“Shout out to the OGs in the game, but it’s time to pass on the baton to Champz.”
Champz is fourteen. He is also Wizkid’s first son. Nothing about his entrance into music was ever going to be quiet, and this line arrives with the self-assurance of someone who has studied greatness closely. Someone who grew up watching it breathe, dress, make mistakes, and triumph. The entire EP, produced by Hosanna, sounded like Champz making a declaration while also claiming his inheritance. In the EP, the young Balogun doesn’t ask permission to exist in the lineage he comes from; he rather steps into it with the quiet conviction of a boy who knows that lion no dey actually born goat.
‘Champion’s Arrival’ is five tracks of confidence and clean production, filled with the kind of youthful boldness the industry rarely sees at this scale. The project rushed to number one on Apple Music Nigeria within hours. It charted across continents. Social media was a frenzy. Some people praised the skill, the delivery, and the ease. While some others called it what they believed it was, a masterclass in nepotism. When you listen to ‘Champion’s Arrival’, what strikes you first is not the polish (not that there’s a shortage of that), but the innocence of ambition. There is an eagerness here, the eagerness that can be found in children who have grown up backstage watching their parents transform into legends under stadium lights. Champz sings and raps like someone who has been absorbing a world he didn’t choose but is not learning to claim. Listening to him, you sense a boy stretching into a silhouette that already exists for him. He does not sound like his father – not quite. He sounds like someone attempting to rise from beneath the shadow without rejecting its shade. There is a familiarity in the cadence, but the intention feels new. A boy declaring he is here to be heard, even if the world first listens because of his last name.
The EP is littered with small, deliberate moments where you can hear a young artist trying to understand what it means to carry a legacy before they fully understand themselves. His lyrics wobble at times, but the audacity is there, shimmering beneath the boyishness. He knows that he has something to give. That the baton passed to him will not fall from his hands.

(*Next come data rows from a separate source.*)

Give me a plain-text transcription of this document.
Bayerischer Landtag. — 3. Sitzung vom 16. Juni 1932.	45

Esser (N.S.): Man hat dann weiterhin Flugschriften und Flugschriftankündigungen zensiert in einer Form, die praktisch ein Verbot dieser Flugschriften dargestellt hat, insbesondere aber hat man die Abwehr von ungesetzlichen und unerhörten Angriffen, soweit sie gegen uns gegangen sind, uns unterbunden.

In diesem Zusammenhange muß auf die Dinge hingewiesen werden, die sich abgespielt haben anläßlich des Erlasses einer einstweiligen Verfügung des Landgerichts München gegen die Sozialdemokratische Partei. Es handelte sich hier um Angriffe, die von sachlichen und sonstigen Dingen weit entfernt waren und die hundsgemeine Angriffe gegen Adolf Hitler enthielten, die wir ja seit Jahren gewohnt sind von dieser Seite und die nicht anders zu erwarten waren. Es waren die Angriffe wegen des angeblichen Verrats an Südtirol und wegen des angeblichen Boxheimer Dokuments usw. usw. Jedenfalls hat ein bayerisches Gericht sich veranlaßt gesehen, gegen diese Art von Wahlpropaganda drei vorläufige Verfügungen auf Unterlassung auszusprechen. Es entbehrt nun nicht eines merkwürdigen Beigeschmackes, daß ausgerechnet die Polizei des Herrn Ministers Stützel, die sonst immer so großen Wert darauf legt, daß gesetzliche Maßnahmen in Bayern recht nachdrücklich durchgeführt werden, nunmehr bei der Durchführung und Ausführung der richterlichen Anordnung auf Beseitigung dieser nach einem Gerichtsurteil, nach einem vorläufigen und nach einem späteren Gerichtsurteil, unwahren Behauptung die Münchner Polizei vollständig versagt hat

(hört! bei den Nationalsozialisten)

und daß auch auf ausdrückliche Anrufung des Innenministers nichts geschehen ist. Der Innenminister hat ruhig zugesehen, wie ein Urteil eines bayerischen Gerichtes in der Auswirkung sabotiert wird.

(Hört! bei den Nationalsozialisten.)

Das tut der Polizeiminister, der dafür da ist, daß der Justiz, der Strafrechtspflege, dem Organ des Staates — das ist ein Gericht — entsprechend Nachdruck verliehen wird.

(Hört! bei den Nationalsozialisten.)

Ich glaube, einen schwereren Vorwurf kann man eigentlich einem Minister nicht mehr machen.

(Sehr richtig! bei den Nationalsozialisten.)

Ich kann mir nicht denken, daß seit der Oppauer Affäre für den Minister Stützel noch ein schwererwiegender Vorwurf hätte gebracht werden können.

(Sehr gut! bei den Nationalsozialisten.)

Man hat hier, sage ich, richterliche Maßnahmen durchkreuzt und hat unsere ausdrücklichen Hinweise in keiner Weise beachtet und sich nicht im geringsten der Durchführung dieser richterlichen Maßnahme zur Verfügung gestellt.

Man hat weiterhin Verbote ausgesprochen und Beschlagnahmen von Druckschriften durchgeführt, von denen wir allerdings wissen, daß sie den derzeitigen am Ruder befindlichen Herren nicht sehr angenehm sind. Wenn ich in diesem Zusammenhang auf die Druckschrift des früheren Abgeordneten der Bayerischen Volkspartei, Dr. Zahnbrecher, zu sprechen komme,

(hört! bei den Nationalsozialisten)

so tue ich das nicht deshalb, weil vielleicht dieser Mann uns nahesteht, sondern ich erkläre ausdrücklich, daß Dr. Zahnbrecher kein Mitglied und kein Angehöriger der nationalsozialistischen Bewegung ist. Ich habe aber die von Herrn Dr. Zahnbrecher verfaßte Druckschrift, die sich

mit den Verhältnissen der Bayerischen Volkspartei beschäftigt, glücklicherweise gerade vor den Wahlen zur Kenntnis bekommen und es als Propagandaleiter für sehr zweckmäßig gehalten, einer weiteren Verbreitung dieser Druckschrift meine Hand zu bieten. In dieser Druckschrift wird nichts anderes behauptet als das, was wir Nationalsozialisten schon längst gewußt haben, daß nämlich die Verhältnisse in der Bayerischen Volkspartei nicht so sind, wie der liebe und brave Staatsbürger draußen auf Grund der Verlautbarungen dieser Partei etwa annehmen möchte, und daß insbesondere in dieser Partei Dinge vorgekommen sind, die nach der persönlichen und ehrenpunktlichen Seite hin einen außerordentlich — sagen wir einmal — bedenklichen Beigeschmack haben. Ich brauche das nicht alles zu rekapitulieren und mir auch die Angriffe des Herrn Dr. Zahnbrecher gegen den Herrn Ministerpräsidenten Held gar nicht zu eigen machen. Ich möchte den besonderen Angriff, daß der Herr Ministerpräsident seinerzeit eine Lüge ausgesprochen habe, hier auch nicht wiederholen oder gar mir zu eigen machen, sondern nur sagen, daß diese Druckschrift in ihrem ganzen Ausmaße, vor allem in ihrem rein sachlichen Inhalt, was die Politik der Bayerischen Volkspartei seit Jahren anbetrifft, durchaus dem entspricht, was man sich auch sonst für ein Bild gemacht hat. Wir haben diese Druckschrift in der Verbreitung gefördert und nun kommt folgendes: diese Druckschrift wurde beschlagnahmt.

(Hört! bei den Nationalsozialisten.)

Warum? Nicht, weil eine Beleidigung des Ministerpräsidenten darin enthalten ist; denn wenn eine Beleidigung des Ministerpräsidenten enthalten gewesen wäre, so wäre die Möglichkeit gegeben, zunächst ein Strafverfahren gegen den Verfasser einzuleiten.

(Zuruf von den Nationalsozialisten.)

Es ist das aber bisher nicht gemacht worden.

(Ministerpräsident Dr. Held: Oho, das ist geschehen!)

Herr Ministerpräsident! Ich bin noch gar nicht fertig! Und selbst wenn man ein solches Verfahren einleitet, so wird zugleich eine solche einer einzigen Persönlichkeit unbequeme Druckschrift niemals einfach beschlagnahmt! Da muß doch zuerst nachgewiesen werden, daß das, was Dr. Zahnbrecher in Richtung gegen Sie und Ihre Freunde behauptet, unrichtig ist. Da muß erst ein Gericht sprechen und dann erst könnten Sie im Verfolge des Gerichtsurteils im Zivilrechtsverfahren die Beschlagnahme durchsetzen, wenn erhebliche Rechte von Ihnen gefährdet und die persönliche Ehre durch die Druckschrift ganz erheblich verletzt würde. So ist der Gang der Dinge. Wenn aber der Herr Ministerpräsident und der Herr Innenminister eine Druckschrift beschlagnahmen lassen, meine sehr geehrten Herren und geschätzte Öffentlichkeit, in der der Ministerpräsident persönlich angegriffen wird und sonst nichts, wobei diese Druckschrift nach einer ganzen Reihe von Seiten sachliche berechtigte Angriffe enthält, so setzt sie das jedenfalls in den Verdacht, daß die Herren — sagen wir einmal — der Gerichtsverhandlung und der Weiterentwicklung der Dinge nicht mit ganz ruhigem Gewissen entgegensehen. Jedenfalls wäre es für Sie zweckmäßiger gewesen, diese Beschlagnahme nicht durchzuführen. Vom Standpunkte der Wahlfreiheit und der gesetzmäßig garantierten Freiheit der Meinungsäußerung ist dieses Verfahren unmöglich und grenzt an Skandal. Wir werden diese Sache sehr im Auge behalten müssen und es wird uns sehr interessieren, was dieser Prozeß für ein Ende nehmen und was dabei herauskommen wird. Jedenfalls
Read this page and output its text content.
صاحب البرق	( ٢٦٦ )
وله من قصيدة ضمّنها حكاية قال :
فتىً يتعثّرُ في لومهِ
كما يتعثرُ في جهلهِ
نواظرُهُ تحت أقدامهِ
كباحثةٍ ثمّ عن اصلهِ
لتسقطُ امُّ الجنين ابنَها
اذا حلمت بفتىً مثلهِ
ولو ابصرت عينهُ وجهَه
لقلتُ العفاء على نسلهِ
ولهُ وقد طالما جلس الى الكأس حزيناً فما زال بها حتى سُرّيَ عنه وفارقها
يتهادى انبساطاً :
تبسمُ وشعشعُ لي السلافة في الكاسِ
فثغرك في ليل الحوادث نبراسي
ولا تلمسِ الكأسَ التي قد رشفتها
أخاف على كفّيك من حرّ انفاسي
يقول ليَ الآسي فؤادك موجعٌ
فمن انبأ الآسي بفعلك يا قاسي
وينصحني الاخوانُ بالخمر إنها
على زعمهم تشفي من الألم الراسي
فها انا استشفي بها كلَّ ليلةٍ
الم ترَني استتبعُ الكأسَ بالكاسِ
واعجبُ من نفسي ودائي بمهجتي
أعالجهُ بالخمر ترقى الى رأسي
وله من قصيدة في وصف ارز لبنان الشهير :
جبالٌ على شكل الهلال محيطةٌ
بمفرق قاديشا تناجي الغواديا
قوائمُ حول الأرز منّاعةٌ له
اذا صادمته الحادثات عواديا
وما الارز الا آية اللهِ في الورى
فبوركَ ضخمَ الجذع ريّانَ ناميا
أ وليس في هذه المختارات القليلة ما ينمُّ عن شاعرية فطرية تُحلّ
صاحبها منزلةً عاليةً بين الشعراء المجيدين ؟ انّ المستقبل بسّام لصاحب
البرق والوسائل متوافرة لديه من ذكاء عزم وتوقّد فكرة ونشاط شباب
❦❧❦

Culture often treats nepotism and lineage as something not to be used, as though blood alone can script brilliance. But Champz’s entrance into music reminds us that inheritance is less about inevitability and more about courage. The courage to attempt, to sound unsure, to sound young, to grow in a space where everyone expects you to arrive fully formed. We are not witnessing the arrival of a prodigy; we are witnessing the beginning of a journey.
The Nigerian music industry is obsessed with origin stories. We love the dreamer from nothing who rises from the dust. We also love the ones who walk in with legacy behind them, even when we pretend we do not. Champz sits somewhere in the middle. What makes him interesting is that he is not running from the narrative. He is rewriting it. The conversation around nepotism will continue, and maybe it should. It forces the industry to ask who gets a fair chance and why. Still, something is compelling about someone who has every advantage and still puts in the work (we’ve seen that before). Someone who most people expect to fail loudly and chooses to rise instead. Champz seems eager to prove that talent can coexist with privilege. A famous surname sure can open the door for you, but it cannot keep you in the room. The EP shows a boy standing at the beginning of something huge, aware of the spotlight but not shrinking from it. If this is the baton he says he is ready to take, then the industry should keep its eyes open.